At the pro level, Kanute’s strength in swimming and cycling puts him in races, but his running isn’t as strong as other triathletes. It was because of this weakness that Kanute surprised even himself when he qualified for the 2016 Rio Olympics, where he finished 29th overall.
“I don’t think anyone would’ve expected me to run on to the team,” Kanute said. “Qualifying for me was the most satisfying and hardest part. I kind of had no pressure going into the Games in relation to other people.”
Since then, Kanute has won the Escape from Alcatraz Triathlon in June, solidifying his credentials as a short course athlete and was a member of the silver-medal-winning U.S. team at the Hamburg ITU World Triathlon Mixed Relay World Championships in July.
Vance credits the success to a more aggressive approach to races. At the IronMan 70.3 World Championships, Kanute stormed out in front and held onto the lead throughout the 1.2-mile swimming and 56-mile cycling portions of the race and only faded around the 5K mark of the 13.1 running leg.

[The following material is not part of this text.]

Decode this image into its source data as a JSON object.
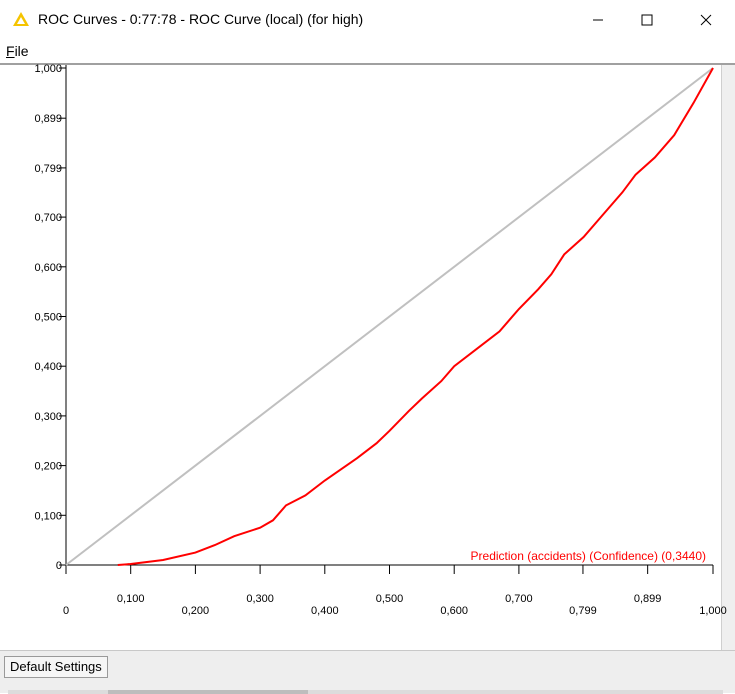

“Usually he blew up,” Vance said, “but now he doesn’t do that. He’s so strong, that’s why he’s happy to be aggressive and assertive. … It’s always been known he’s an aggressive guy, but now maybe competitors know he’s tough to bring back.”
Kanute’s next big race will be later this week at the Super League Triathlon in Jersey, United Kingdom — a unique short course triathlon that Kanute calls a “throw back to the early days of the sport.”
Vance adds that Kanute could be one of the triathletes that will be in contention for a mixed relay medal at the 2020 Tokyo Olympics.
“I want to keep doing this sport as long as I can,” Kanute said. “I’m avoiding real life a little bit by doing this. … Second place in World Championships is great. Winning here and there is great. I want to keep improving and eventually stand on that top step.”